Pelvic organ prolapse symptoms include:

  • Pelvic organ prolapse pain in your pelvic region
  • Pressure in your pelvic region even when your bladder is empty
  • A sense that there is something falling out of the vagina
  • A pulling or stretching sensation in your groin area
  • Lower backache
  • Pain during sexual intercourse
  • Spotting or bleeding during your non-menstrual days
  • Incontinence and frequent and sudden urges to urinate
  • Constipation and other bowel movement problems
  • If you need to sit in a certain way to relieve yourself

You may also visit the pelvic organ prolapse ACOG page to view pelvic organ prolapse images and understand the condition better.


What to Expect from Treatment for POP


As there aren’t always symptoms, diagnosis of pelvic organ prolapse will rely on catching the condition during a routine exam. When this happens, your doctor will go over your medical history including your past pregnancies to establish a precedent. They will then examine your abdomen and pelvic regions. This will be part of your overall physical exam. If there is evidence that shows you may have the condition, your doctor may suggest further tests including a cystoscopy, IVP (intravenous pyelogram), CT scan and urodynamic tests. These tests will determine the pelvic organ prolapse quantification of your organs to show how far down they have dropped relative to your vagina.
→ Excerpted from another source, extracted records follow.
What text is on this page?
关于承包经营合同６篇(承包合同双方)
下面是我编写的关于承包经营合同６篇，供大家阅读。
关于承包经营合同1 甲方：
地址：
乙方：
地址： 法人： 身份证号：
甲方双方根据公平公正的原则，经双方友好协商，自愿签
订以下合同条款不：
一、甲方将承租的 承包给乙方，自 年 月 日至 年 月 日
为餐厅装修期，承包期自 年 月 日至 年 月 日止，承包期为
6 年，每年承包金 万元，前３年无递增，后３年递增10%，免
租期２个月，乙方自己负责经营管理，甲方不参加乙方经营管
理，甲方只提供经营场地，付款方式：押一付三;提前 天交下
Pelvic Organ Prolapse Treatment

For most women, POP symptoms will be mild enough to either ignore or manage with mild medication. Lifestyle changes can also help you manage the symptoms. These changes include losing weight, exercising, eating high-fiber foods and doing Kegel exercises. If your symptoms are more severe, then you may benefit from pelvic organ prolapse surgery. Surgery will be performed to, among other things, repair your bladder, remove your uterus (if you do not wish to have more children), install a pelvic organ prolapse mesh, repair the walls of your vagina and in extreme cases, and close your vagina. Where pelvic organ prolapse treatment and stress urinary incontinence are linked, you may need a combination of treatments to treat both conditions.